Acusação surge após ataque iraniano à base norte-americana
A acusação iraniana ocorre apenas um dia após a Guarda Revolucionária do Irã ter lançado um ataque surpresa contra uma base militar dos Estados Unidos na Jordânia, na noite de terça-feira (28). De acordo com o Exército dos EUA, todos os mísseis iranianos foram interceptados com sucesso, sem danos significativos. No entanto, o ataque rompeu um silêncio de dias sem hostilidades diretas no Oriente Médio.
Em resposta ao ataque iraniano, os Estados Unidos e a Arábia Saudita realizaram bombardeios conjuntos no Iraque contra um grupo aliado do regime iraniano. A ação conjunta visa retaliar a agressão e demonstrar força diante da escalada de tensão na região, segundo analistas militares.
Pausa anterior no conflito e preocupações com estoque de mísseis
EUA e Irã haviam realizado uma breve pausa no conflito após trocas de ataques diários em julho. Segundo o jornal "The New York Times", a interrupção se deu porque o governo Trump avaliou ter um baixo estoque de mísseis do sistema Patriot, capazes de interceptar mísseis balísticos iranianos.

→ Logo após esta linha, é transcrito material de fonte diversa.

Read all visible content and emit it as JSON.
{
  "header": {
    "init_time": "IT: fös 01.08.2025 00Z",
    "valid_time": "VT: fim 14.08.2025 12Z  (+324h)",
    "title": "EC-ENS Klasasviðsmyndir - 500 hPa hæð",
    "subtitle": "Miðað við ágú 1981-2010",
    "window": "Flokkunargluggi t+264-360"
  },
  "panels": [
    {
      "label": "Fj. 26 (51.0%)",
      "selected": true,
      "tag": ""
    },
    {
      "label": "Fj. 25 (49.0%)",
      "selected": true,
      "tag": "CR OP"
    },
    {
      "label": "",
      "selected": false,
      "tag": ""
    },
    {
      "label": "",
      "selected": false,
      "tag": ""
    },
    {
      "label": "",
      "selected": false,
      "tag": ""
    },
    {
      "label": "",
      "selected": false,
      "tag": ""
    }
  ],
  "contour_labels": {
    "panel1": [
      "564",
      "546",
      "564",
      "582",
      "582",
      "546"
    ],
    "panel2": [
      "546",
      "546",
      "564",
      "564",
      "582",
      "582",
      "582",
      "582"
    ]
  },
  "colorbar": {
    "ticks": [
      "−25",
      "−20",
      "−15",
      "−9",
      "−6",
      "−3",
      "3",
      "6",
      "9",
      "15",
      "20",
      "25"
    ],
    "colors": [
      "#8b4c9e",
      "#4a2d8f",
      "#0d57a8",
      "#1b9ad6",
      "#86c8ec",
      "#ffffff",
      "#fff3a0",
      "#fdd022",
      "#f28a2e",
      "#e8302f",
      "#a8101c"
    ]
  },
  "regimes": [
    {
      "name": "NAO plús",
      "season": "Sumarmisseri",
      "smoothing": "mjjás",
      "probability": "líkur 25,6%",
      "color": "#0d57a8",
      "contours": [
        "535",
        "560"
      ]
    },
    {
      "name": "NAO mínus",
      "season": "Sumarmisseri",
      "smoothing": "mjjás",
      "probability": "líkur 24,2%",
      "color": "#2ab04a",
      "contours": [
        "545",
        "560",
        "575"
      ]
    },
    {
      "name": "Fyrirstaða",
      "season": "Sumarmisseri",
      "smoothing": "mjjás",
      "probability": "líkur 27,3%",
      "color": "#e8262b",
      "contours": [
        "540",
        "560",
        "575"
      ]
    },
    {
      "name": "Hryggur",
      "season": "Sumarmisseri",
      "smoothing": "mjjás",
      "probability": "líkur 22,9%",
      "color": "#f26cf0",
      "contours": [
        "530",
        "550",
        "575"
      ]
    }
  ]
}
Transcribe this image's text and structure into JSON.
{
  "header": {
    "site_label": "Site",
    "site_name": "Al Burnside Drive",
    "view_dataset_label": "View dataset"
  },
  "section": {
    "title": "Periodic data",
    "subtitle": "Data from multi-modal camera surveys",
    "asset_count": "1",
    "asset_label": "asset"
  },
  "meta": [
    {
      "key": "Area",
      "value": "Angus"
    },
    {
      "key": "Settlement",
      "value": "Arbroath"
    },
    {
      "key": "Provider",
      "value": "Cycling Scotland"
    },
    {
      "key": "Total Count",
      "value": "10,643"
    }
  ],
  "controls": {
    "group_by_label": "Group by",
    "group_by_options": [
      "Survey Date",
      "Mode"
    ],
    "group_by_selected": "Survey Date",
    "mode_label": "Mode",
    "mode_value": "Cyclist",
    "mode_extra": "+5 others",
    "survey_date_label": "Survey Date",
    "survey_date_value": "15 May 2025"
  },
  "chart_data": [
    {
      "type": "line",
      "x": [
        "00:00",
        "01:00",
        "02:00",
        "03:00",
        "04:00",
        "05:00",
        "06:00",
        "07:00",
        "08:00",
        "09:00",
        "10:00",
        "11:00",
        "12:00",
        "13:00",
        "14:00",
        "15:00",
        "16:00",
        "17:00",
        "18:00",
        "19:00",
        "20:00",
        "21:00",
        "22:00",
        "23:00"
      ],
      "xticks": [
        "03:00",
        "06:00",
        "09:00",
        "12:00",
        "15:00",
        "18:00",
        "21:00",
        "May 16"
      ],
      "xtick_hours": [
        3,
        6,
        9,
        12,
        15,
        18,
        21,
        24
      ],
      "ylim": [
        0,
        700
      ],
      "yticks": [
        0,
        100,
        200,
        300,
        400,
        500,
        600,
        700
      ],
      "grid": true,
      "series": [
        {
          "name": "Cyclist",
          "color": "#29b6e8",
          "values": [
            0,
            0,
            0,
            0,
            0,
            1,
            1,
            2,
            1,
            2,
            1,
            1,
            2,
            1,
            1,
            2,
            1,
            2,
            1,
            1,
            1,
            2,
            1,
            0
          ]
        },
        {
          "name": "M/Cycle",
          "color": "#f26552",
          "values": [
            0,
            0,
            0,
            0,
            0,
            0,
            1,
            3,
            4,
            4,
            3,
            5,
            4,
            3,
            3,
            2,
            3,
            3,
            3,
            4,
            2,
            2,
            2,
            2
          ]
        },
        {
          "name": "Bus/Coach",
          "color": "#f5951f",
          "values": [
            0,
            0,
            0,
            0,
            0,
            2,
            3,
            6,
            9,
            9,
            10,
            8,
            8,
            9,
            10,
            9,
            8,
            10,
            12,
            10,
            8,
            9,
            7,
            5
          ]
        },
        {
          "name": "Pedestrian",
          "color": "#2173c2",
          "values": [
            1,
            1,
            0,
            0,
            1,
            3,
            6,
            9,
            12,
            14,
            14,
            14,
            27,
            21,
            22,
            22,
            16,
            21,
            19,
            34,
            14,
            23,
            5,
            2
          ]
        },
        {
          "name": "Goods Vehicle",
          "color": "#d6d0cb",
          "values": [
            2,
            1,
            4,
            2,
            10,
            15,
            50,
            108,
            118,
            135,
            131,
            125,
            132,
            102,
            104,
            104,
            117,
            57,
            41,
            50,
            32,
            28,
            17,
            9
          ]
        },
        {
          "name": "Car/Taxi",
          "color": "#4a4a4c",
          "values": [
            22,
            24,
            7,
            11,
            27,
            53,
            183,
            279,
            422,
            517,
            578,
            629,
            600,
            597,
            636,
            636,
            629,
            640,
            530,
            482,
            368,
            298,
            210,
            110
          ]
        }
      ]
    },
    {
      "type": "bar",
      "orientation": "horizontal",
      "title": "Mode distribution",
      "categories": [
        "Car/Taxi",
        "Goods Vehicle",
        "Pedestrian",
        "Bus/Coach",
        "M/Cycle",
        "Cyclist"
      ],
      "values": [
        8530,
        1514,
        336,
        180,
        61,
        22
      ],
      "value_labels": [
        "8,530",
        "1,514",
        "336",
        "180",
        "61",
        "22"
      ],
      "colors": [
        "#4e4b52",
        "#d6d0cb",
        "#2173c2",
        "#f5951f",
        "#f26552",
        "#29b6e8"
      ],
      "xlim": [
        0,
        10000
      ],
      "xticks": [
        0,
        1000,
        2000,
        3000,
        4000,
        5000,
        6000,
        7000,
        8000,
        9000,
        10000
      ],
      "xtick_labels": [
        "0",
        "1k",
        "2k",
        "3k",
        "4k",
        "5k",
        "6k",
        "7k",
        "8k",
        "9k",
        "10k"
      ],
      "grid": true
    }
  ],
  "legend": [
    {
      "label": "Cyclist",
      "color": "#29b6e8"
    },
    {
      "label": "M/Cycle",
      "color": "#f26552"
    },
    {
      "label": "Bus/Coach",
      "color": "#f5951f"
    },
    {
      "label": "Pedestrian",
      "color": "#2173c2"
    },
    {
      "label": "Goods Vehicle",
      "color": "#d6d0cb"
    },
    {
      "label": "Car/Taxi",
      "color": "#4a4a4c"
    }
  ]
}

O receio aumentou após o Pentágono apresentar um inventário mostrando a diminuição do número desses interceptadores, além de outros sistemas de defesa antiaérea. De acordo com fontes do Pentágono, o estoque de mísseis Patriot caiu para níveis críticos devido ao uso intenso na região e ao fornecimento para aliados.
No último dia 18, um ataque do Irã a uma base na Jordânia deixou três militares americanos mortos e outros feridos. O "NYT" também afirma que o sistema antimísseis americano falhou na ocasião, deixando os soldados vulneráveis ao ataque. Esse incidente foi um dos mais letais contra forças americanas na região nos últimos anos, exacerbando as tensões e levantando questionamentos sobre a eficácia da defesa antiaérea dos EUA.
Segundo o site de notícias norte-americano Axios, o comandante Brad Cooper, responsável pelas ações militares dos Estados Unidos no Oriente Médio, recomendou uma pausa nos ataques ao Irã para evitar a diminuição do estoque de mísseis Patriot. A recomendação foi feita em relatório interno do Pentágono, de acordo com a publicação.
Trump nega falta de munição
Questionado na segunda-feira (27) sobre o baixo estoque, o presidente Donald Trump rebateu as acusações. "Nós temos muita munição - de diferentes tipos", afirmou Trump a repórteres. "O Biden deu bastante para a Ucrânia, então estamos repondo nosso estoque, mas temos muita. Nós temos muito do material de médio porte também — quero dizer, mais do que poderíamos usar, não importa o que aconteça", acrescentou o presidente.
Essa declaração contrasta com as informações do Pentágono e as recomendações do comando militar, gerando debate sobre a real capacidade defensiva dos EUA na região. Enquanto isso, a situação no Oriente Médio permanece tensa, com ambos os lados mantendo postura agressiva e a comunidade internacional acompanhando atentamente os próximos passos.
Piranshahr, localizada na província do Azerbaijão Ocidental, é uma cidade estratégica próxima às fronteiras com o Iraque e a Turquia. A região tem sido palco de confrontos entre forças iranianas e grupos curdos, mas o suposto bombardeio americano representa uma nova dimensão do conflito.
A escalada recente levanta preocupações sobre a possibilidade de um conflito regional mais amplo, com envolvimento de outros atores. Especialistas apontam que a redução do estoque de mísseis Patriot pode limitar a capacidade dos EUA de responder a múltiplas ameaças simultaneamente, enquanto o Irã continua a testar os limites da paciência americana.